OK, at this stage we all the how important exercise is when it comes to maintaining our general health and well-being.
Increased energy levels, decreased risk of disease and improved mental health are just some of the benefits enjoyed by those who engage in regular physical activity, and while we've always known that exercise can make us look more youthful as we age, science has now proven that regular workouts can actually reduce a person's biological age.
Researchers at the University of Birmingham and King's College London studied 125 amateur cyclists between the ages of 55 and 79.
84 of the participants were male and 41 were female.
The study found that, despite their age, the cyclists' managed to maintain the muscle mass and strength of a much younger person.
What's more, the participants' immune systems showed little to no deterioration.
Speaking about the results, Professor Janet Lord, Director of the Institute of Inflammatory and Ageing at the University of Birmingham, said we are under the false assumption that ageing automatically makes us weak and frail.
"Hippocrates in 400 BC said that exercise is man’s best medicine, but his message has been lost over time and we are an increasingly sedentary society," she said.
"However, importantly, our findings debunk the assumption that ageing automatically makes us more frail.

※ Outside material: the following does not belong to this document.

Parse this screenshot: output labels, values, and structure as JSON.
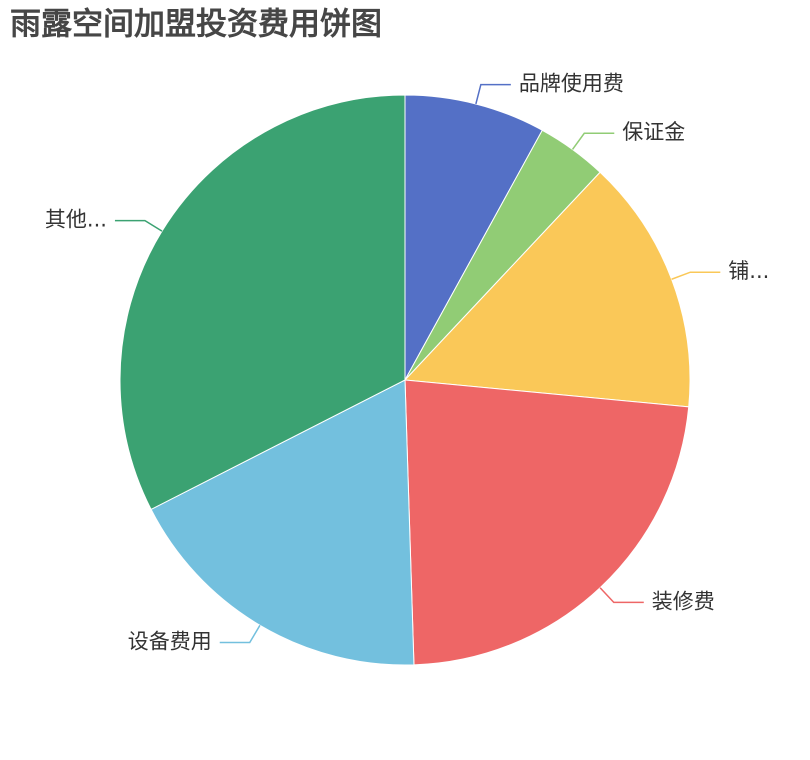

"Our research means we now have strong evidence that encouraging people to commit to regular exercise throughout their lives is a viable solution to the problem that we are living longer but not healthier."
Researchers hope to continue the study to find out whether or not the same affects can be seen as the cyclists get older.
So basically, if you're searching for the real secret behind enteral youth, ditch the anti-ageing creams and hop on a bike instead.